# Looking for a northland booty call spinnerbait



## wallydvr (Feb 20, 2005)

Will buy any some one has. Looking for a northland booty call spinnerbait. They were taken off the American market. Please pm me if you have any used or new ones you want to part with. Thanks


----------



## Legend killer (Apr 20, 2011)

Try overstock baits or something.


----------



## KaGee (Sep 8, 2006)

Google "northland booty call spinnerbait"...
about 8 hits came back.


----------



## AtticaFish (Nov 23, 2008)

Buy your self some spinner bait bodies..... Stinger Hooks...... Christmas tinsel (wait till AFTER Christmas)...... Zip Ties......

Attach stinger. Lay out twice as much tinsel as you need and wrap it to the lead collar with a zip tie. Trim to length. You could build one of those in under 2 minutes.


----------



## Legend killer (Apr 20, 2011)

Lots of better muskie spinner bait options IMO.


----------



## wallydvr (Feb 20, 2005)

Thanks guys. Found a bunch on a musky buy sell trade Facebook page.


----------



## crittergitter (Jun 9, 2005)

I agree that you could make it for very little expense, probably as low as $4 or so.


----------



## wallydvr (Feb 20, 2005)

I do want to get into making them I make alot of my own jigs now for walleye. Just need to get a few things to get set up. Also have been looking for a large spinnerbait mold to make 2 to 3 oz baits.














these are my customs that I pour ,paint and tie. So buck tails and spinnerbait s are in the near future


----------



## crittergitter (Jun 9, 2005)

I've made some that were 2 oz and 2.5 oz and I really didn't like them. At least for around here, it seems that 1 to 1.5 oz spinnerbaits are perfect! I've never had a follow on the bigger ones. 

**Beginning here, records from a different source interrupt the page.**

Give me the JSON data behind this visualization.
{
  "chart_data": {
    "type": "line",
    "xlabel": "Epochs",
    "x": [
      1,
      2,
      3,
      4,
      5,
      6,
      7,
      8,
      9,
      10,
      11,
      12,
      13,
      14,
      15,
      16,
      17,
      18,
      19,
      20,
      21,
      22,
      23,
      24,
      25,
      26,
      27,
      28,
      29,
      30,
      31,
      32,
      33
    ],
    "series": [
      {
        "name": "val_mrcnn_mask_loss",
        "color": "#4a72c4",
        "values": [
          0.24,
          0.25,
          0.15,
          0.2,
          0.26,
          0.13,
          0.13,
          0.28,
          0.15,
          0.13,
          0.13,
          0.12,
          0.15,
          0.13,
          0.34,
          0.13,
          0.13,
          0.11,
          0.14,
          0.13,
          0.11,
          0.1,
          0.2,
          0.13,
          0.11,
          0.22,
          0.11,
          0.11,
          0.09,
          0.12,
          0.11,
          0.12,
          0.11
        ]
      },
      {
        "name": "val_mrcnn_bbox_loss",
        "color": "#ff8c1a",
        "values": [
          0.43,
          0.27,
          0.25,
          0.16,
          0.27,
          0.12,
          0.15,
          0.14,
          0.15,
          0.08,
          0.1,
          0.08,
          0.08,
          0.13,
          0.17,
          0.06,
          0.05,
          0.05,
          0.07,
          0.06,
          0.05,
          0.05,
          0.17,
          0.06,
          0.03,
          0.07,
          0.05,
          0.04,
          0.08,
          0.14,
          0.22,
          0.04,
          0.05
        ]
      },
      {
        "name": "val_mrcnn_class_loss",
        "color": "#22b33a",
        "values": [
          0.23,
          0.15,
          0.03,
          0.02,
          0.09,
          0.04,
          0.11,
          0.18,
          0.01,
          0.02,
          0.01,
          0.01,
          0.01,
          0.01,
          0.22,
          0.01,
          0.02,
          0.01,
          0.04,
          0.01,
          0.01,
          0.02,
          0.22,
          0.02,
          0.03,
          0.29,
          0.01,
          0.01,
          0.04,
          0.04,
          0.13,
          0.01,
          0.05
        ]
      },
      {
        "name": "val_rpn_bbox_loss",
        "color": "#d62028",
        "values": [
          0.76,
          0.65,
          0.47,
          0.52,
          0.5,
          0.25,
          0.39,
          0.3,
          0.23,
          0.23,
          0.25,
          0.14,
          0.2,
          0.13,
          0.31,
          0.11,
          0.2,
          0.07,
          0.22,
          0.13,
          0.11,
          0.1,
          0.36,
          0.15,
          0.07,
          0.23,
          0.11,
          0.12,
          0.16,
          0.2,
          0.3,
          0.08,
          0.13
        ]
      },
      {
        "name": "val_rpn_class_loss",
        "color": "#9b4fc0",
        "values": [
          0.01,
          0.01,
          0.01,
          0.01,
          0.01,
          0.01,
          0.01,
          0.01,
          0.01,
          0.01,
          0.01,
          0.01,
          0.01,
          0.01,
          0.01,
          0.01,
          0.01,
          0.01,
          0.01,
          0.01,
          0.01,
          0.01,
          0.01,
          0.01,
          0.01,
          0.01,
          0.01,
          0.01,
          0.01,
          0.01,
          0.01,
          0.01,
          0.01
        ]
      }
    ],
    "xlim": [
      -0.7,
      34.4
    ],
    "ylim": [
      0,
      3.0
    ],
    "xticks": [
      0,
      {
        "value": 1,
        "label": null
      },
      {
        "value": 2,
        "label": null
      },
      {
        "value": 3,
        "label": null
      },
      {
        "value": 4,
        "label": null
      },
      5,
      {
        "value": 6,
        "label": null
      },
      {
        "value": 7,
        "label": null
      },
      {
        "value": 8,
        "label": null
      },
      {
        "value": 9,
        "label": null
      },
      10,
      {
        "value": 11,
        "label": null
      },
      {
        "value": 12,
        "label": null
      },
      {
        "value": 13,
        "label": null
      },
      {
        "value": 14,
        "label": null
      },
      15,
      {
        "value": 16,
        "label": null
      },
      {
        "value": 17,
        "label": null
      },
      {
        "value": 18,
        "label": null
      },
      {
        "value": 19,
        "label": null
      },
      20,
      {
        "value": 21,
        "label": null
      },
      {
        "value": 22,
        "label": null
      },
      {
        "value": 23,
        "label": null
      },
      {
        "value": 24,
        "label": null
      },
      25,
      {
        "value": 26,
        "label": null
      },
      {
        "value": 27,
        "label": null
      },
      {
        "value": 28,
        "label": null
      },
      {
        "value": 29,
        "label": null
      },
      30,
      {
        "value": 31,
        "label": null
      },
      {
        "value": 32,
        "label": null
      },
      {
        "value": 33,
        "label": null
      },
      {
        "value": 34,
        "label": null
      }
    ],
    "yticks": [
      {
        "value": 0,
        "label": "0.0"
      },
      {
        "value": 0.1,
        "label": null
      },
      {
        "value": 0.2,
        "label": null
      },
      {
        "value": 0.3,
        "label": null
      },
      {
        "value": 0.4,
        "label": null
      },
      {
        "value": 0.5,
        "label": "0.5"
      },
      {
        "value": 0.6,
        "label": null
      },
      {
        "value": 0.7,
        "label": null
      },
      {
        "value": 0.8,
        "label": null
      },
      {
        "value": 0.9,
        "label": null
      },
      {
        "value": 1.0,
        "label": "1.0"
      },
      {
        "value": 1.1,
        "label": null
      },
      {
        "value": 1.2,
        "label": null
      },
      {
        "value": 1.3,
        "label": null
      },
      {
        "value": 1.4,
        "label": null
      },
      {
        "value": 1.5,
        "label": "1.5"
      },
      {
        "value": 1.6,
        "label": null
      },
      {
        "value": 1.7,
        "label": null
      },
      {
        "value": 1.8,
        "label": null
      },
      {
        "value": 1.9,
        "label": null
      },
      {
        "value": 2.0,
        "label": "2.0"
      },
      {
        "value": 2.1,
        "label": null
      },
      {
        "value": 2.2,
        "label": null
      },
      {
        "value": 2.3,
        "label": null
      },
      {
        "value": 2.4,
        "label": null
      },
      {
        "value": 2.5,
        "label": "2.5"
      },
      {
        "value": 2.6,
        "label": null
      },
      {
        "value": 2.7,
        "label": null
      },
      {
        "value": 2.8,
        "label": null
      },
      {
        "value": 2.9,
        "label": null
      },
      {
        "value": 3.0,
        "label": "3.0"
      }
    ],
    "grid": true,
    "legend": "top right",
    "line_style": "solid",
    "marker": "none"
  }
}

It's strange, bigger rubber works, and big gliders seem to work. Though, I've never gotten a follow or hooked up on a big SB or a big BT.


----------



## NewbreedFishing (Apr 15, 2004)

I have never heard of the booty call, looks good! I use a lot of the black and orange 1/2oz reed runners and have a bunch of the mag reed runners for long casts.


----------



## Legend killer (Apr 20, 2011)

crittergitter said:


> I've made some that were 2 oz and 2.5 oz and I really didn't like them. At least for around here, it seems that 1 to 1.5 oz spinnerbaits are perfect! I've never had a follow on the bigger ones.
> 
> 
> 
> It's strange, bigger rubber works, and big gliders seem to work. Though, I've never gotten a follow or hooked up on a big SB or a big BT.

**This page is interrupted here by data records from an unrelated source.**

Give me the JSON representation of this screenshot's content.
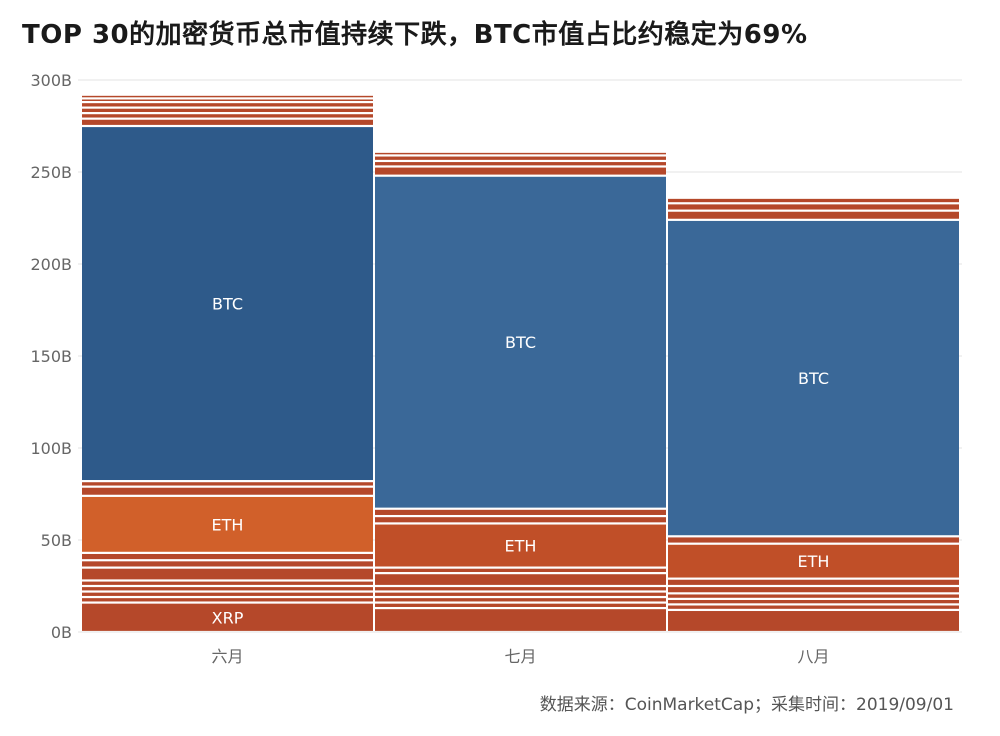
{
  "title": "TOP 30的加密货币总市值持续下跌，BTC市值占比约稳定为69%",
  "source": "数据来源：CoinMarketCap；采集时间：2019/09/01",
  "colors": {
    "btc_fill": "#2e5a8a",
    "eth_fill": "#d1602a",
    "other_fill": "#b5482a",
    "grid": "#e3e3e3",
    "axis_text": "#666666"
  },
  "chart_data": {
    "type": "bar",
    "subtype": "stacked-mekko",
    "yaxis": {
      "ticks": [
        "0B",
        "50B",
        "100B",
        "150B",
        "200B",
        "250B",
        "300B"
      ],
      "values": [
        0,
        50,
        100,
        150,
        200,
        250,
        300
      ],
      "ylim": [
        0,
        300
      ]
    },
    "categories": [
      "六月",
      "七月",
      "八月"
    ],
    "columns": [
      {
        "category": "六月",
        "total": 293,
        "btc_color": "#2e5a8a",
        "eth_color": "#d1602a",
        "segments": [
          {
            "name": "XRP",
            "value": 16,
            "label": "XRP",
            "kind": "other"
          },
          {
            "name": "",
            "value": 3,
            "kind": "other"
          },
          {
            "name": "",
            "value": 3,
            "kind": "other"
          },
          {
            "name": "",
            "value": 3,
            "kind": "other"
          },
          {
            "name": "",
            "value": 3,
            "kind": "other"
          },
          {
            "name": "",
            "value": 7,
            "kind": "other"
          },
          {
            "name": "",
            "value": 4,
            "kind": "other"
          },
          {
            "name": "",
            "value": 4,
            "kind": "other"
          },
          {
            "name": "ETH",
            "value": 31,
            "label": "ETH",
            "kind": "eth"
          },
          {
            "name": "",
            "value": 5,
            "kind": "other"
          },
          {
            "name": "",
            "value": 3,
            "kind": "other"
          },
          {
            "name": "BTC",
            "value": 193,
            "label": "BTC",
            "kind": "btc"
          },
          {
            "name": "",
            "value": 4,
            "kind": "other"
          },
          {
            "name": "",
            "value": 3,
            "kind": "other"
          },
          {
            "name": "",
            "value": 3,
            "kind": "other"
          },
          {
            "name": "",
            "value": 3,
            "kind": "other"
          },
          {
            "name": "",
            "value": 2,
            "kind": "other"
          },
          {
            "name": "",
            "value": 2,
            "kind": "other"
          }
        ]
      },
      {
        "category": "七月",
        "total": 261,
        "btc_color": "#3a6898",
        "eth_color": "#c04f28",
        "segments": [
          {
            "name": "",
            "value": 13,
            "kind": "other"
          },
          {
            "name": "",
            "value": 3,
            "kind": "other"
          },
          {
            "name": "",
            "value": 3,
            "kind": "other"
          },
          {
            "name": "",
            "value": 3,
            "kind": "other"
          },
          {
            "name": "",
            "value": 3,
            "kind": "other"
          },
          {
            "name": "",
            "value": 7,
            "kind": "other"
          },
          {
            "name": "",
            "value": 3,
            "kind": "other"
          },
          {
            "name": "ETH",
            "value": 24,
            "label": "ETH",
            "kind": "eth"
          },
          {
            "name": "",
            "value": 4,
            "kind": "other"
          },
          {
            "name": "",
            "value": 4,
            "kind": "other"
          },
          {
            "name": "BTC",
            "value": 181,
            "label": "BTC",
            "kind": "btc"
          },
          {
            "name": "",
            "value": 5,
            "kind": "other"
          },
          {
            "name": "",
            "value": 3,
            "kind": "other"
          },
          {
            "name": "",
            "value": 3,
            "kind": "other"
          },
          {
            "name": "",
            "value": 2,
            "kind": "other"
          }
        ]
      },
      {
        "category": "八月",
        "total": 236,
        "btc_color": "#3a6898",
        "eth_color": "#c04f28",
        "segments": [
          {
            "name": "",
            "value": 12,
            "kind": "other"
          },
          {
            "name": "",
            "value": 3,
            "kind": "other"
          },
          {
            "name": "",
            "value": 3,
            "kind": "other"
          },
          {
            "name": "",
            "value": 3,
            "kind": "other"
          },
          {
            "name": "",
            "value": 4,
            "kind": "other"
          },
          {
            "name": "",
            "value": 4,
            "kind": "other"
          },
          {
            "name": "ETH",
            "value": 19,
            "label": "ETH",
            "kind": "eth"
          },
          {
            "name": "",
            "value": 4,
            "kind": "other"
          },
          {
            "name": "BTC",
            "value": 172,
            "label": "BTC",
            "kind": "btc"
          },
          {
            "name": "",
            "value": 5,
            "kind": "other"
          },
          {
            "name": "",
            "value": 4,
            "kind": "other"
          },
          {
            "name": "",
            "value": 3,
            "kind": "other"
          }
        ]
      }
    ]
  }
}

Look at the forage. I still do good on 12 and 13's at cave run though.


----------



## wallydvr (Feb 20, 2005)

crittergitter said:


> I've made some that were 2 oz and 2.5 oz and I really didn't like them. At least for around here, it seems that 1 to 1.5 oz spinnerbaits are perfect! I've never had a follow on the bigger ones.
> 
> It's strange, bigger rubber works, and big gliders seem to work. Though, I've never gotten a follow or hooked up on a big SB or a big BT.


Where did you get your mold for your 2 and 2.5 oz spinnerbait s critter ?


----------



## crittergitter (Jun 9, 2005)

http://www.lurepartsonline.com/


----------